Dimensions
180 x 260 x 20mm
Stockport came into existence in the Saxon period, when a market seems to have been established at the site of the ford where the Roman road south-east of Manchester crossed the river Tame, which later became the Mersey. The small town became a borough in 1260 and was also granted a Market Charter. It prospered as trades and manufactures developed, and by 1610 'Stoppart cloth' was being sold in London. The development of the Stockport region was greatly helped by improvements in transport. The road from Manchester to Buxton through Stockport was turnpiked in 1724, and by the opening decade of the 19th century Stockport was the hub of a number of turnpikes linking the expanding textile towns of north-east Cheshire. The coming of the railway created a line from Manchester to Stockport in 1840, crossing the Mersey valley on a suberb viaduct which was a triumph of Victorian railway engineering and one of the wonders of the railway age. Under the 1832 Reform Act Stockport became a parliamentary borough with two Members of Parliament, and the 1835 Municipal Corporations Act gave the town its first democratically elected Council.

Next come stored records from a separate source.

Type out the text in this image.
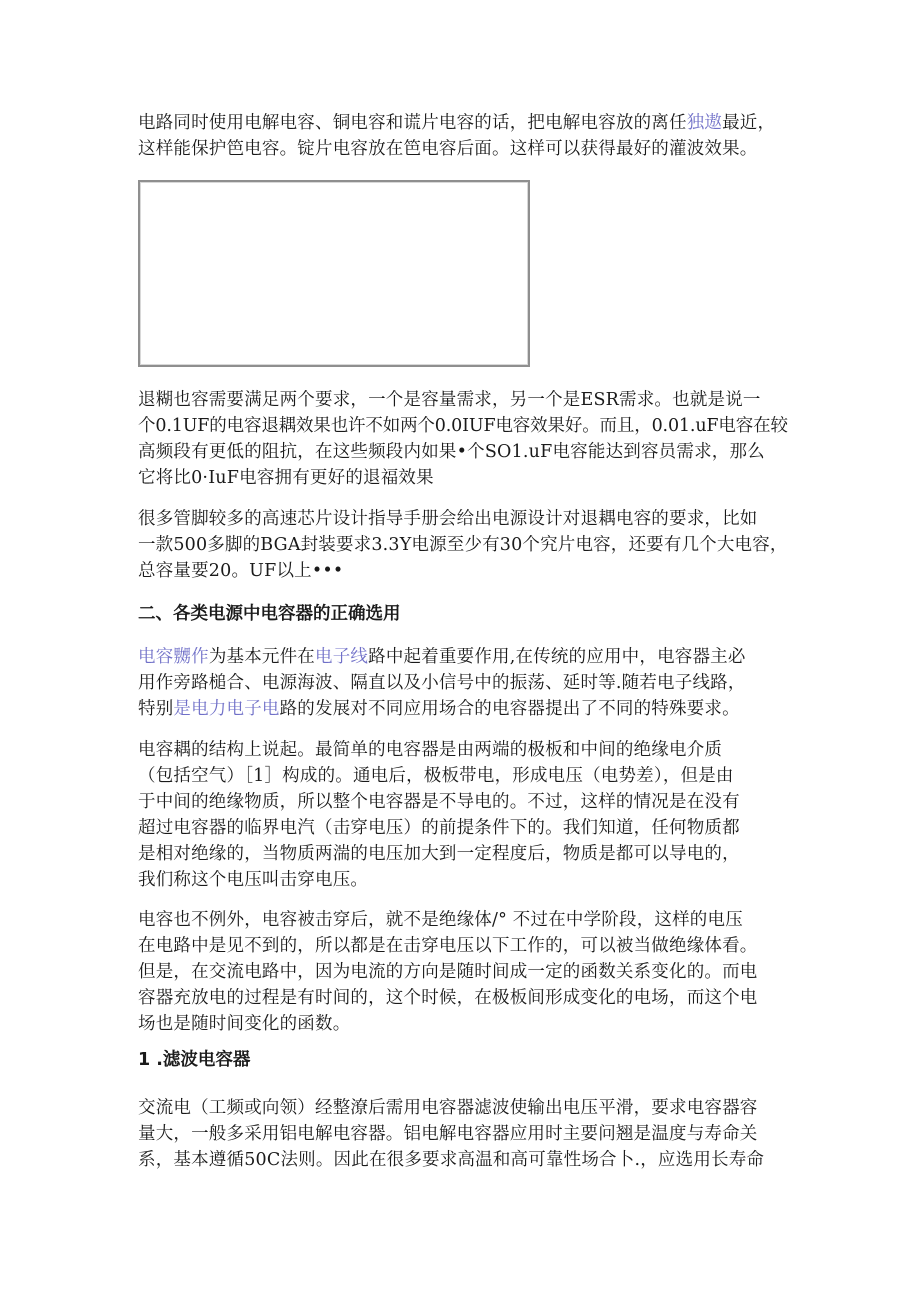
电路同时使用电解电容、铜电容和谎片电容的话，把电解电容放的离任独遨最近，
这样能保护笆电容。锭片电容放在笆电容后面。这样可以获得最好的灌波效果。
退糊也容需要满足两个要求，一个是容量需求，另一个是ESR需求。也就是说一
个0.1UF的电容退耦效果也许不如两个0.0IUF电容效果好。而且，0.01.uF电容在较
高频段有更低的阻抗，在这些频段内如果•个SO1.uF电容能达到容员需求，那么
它将比0·IuF电容拥有更好的退福效果
很多管脚较多的高速芯片设计指导手册会给出电源设计对退耦电容的要求，比如
一款500多脚的BGA封装要求3.3Y电源至少有30个究片电容，还要有几个大电容，
总容量要20。UF以上•••
二、各类电源中电容器的正确选用
电容嬲作为基本元件在电子线路中起着重要作用,在传统的应用中，电容器主必
用作旁路槌合、电源海波、隔直以及小信号中的振荡、延时等.随若电子线路，
特别是电力电子电路的发展对不同应用场合的电容器提出了不同的特殊要求。
电容耦的结构上说起。最简单的电容器是由两端的极板和中间的绝缘电介质
（包括空气）［1］构成的。通电后，极板带电，形成电压（电势差），但是由
于中间的绝缘物质，所以整个电容器是不导电的。不过，这样的情况是在没有
超过电容器的临界电汽（击穿电压）的前提条件下的。我们知道，任何物质都
是相对绝缘的，当物质两湍的电压加大到一定程度后，物质是都可以导电的，
我们称这个电压叫击穿电压。
电容也不例外，电容被击穿后，就不是绝缘体/° 不过在中学阶段，这样的电压
在电路中是见不到的，所以都是在击穿电压以下工作的，可以被当做绝缘体看。
但是，在交流电路中，因为电流的方向是随时间成一定的函数关系变化的。而电
容器充放电的过程是有时间的，这个时候，在极板间形成变化的电场，而这个电
场也是随时间变化的函数。
1 .滤波电容器
交流电（工频或向领）经整潦后需用电容器滤波使输出电压平滑，要求电容器容
量大，一般多采用铝电解电容器。铝电解电容器应用时主要问翘是温度与寿命关
系，基本遵循50C法则。因此在很多要求高温和高可靠性场合卜.，应选用长寿命
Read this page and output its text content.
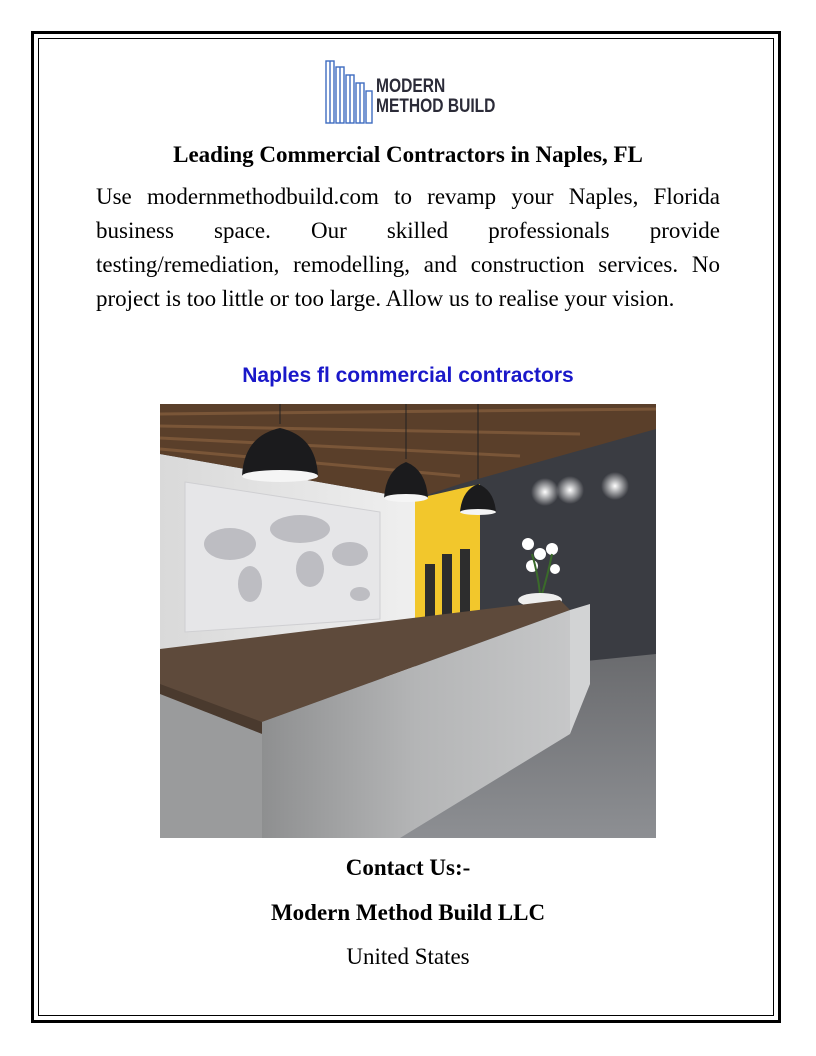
MODERN
METHOD BUILD
Leading Commercial Contractors in Naples, FL
Use modernmethodbuild.com to revamp your Naples, Florida business space. Our skilled professionals provide testing/remediation, remodelling, and construction services. No project is too little or too large. Allow us to realise your vision.
Naples fl commercial contractors
Contact Us:-
Modern Method Build LLC
United States
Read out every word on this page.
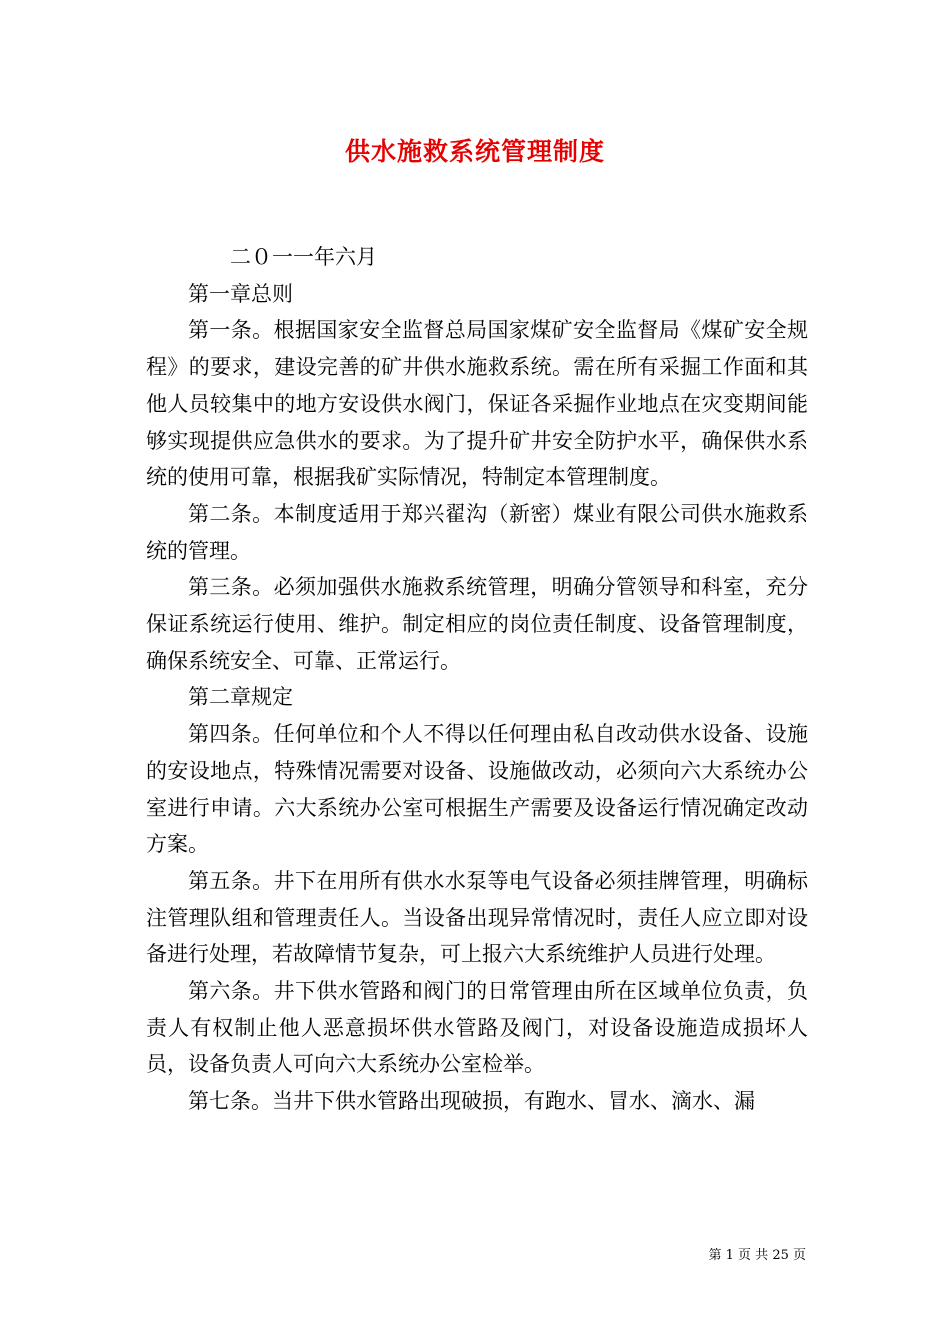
供水施救系统管理制度

二０一一年六月

第一章总则

第一条。根据国家安全监督总局国家煤矿安全监督局《煤矿安全规程》的要求，建设完善的矿井供水施救系统。需在所有采掘工作面和其他人员较集中的地方安设供水阀门，保证各采掘作业地点在灾变期间能够实现提供应急供水的要求。为了提升矿井安全防护水平，确保供水系统的使用可靠，根据我矿实际情况，特制定本管理制度。

第二条。本制度适用于郑兴翟沟（新密）煤业有限公司供水施救系统的管理。

第三条。必须加强供水施救系统管理，明确分管领导和科室，充分保证系统运行使用、维护。制定相应的岗位责任制度、设备管理制度，确保系统安全、可靠、正常运行。

第二章规定

第四条。任何单位和个人不得以任何理由私自改动供水设备、设施的安设地点，特殊情况需要对设备、设施做改动，必须向六大系统办公室进行申请。六大系统办公室可根据生产需要及设备运行情况确定改动方案。

第五条。井下在用所有供水水泵等电气设备必须挂牌管理，明确标注管理队组和管理责任人。当设备出现异常情况时，责任人应立即对设备进行处理，若故障情节复杂，可上报六大系统维护人员进行处理。

第六条。井下供水管路和阀门的日常管理由所在区域单位负责，负责人有权制止他人恶意损坏供水管路及阀门，对设备设施造成损坏人员，设备负责人可向六大系统办公室检举。

第七条。当井下供水管路出现破损，有跑水、冒水、滴水、漏

第 1 页 共 25 页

When County Councils were established in 1888, Stockport achieved county borough status. Both local and national politics have left their mark on the community. The Civil Wars of the 1640s and 1650s, the Jacobites in 1745, Peterloo and Constable Birch, the Cotton Famine of 1861-5, as well as other incidents of civil unrest, and religious and population change, are just some of the events described in this well-researched book, fully illustrated throughout.